The United States experiences lower life expectancy at birth than many other high-income countries. Although research has focused on mortality of the population older than 50 years, much of this life expectancy gap reflects mortality at younger ages,1 when mortality is dominated by injury deaths, and many decades of expected life are lost. This study estimated the contribution of 3 causes of injury death to the gap in life expectancy at birth between the United States and 12 comparable countries in 2012. We focused on motor vehicle traffic (MVT) crashes, firearm-related injuries, and drug poisonings, the 3 largest causes of US injury death responsible for more than 100 000 deaths per year.2

Andrew Fenelon, PhD1; Li-Hui Chen, PhD1; Susan P. Baker, MPH2

Using data from the US National Vital Statistics System2 and the World Health Organization Mortality Database,3 we calculated death rates by age, sex, and cause for the United States and 12 high-income countries that had similar levels of development and quality of vital registration: Austria, Denmark, Finland, Germany, Italy, Japan, the Netherlands, Norway, Portugal, Spain, Sweden, and the United Kingdom. We used death rates to calculate life expectancy at birth for the United States and the comparison countries. We calculated the difference in life expectancy using death rates observed and after removing deaths from the 3 causes of injury.1The International Classification of Diseases, Tenth Revision, codes were used to capture the 3 injury causes, which included intentional and unintentional deaths and drug poisonings from illicit and nonillicit drugs. We used Stata (StataCorp), version 13.1, for all analyses.

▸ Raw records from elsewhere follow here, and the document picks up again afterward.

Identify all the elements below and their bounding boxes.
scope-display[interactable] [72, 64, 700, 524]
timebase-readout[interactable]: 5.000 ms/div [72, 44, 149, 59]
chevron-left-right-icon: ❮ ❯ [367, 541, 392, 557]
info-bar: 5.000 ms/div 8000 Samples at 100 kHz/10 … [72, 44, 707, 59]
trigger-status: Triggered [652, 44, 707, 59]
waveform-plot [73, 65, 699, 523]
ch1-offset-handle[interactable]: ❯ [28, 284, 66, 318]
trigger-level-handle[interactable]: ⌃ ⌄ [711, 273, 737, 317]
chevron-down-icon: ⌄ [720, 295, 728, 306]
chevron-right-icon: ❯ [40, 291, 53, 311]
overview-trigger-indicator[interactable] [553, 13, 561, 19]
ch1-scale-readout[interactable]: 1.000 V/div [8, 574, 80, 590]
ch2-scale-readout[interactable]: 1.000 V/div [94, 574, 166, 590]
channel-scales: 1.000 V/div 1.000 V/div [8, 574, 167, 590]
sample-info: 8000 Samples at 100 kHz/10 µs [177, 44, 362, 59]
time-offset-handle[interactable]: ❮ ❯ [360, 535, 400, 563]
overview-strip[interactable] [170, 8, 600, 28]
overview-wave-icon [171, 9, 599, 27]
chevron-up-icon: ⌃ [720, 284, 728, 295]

In 2012, the all-cause, age-adjusted death rate per 100 000 population was 865.1 among US men vs 772.0 among men in the comparison countries (Table 1), and 624.7 among US women and 494.3 among women in the comparison countries. Men in the comparison countries had a life expectancy advantage of 2.2 years over US men (78.6 years vs 76.4 years), as did women (83.4 years vs 81.2 years). The injury causes of death accounted for 48% (1.02 years) of the life expectancy gap among men. Firearm-related injuries accounted for 21% of the gap, drug poisonings 14%, and MVT crashes 13%. Among women, these causes accounted for 19% (0.42 years) of the gap, with 4% from firearm-related injuries, 9% from drug poisonings, and 6% from MVT crashes. The 3 injury causes accounted for 6% of deaths among US men and 3% among US women.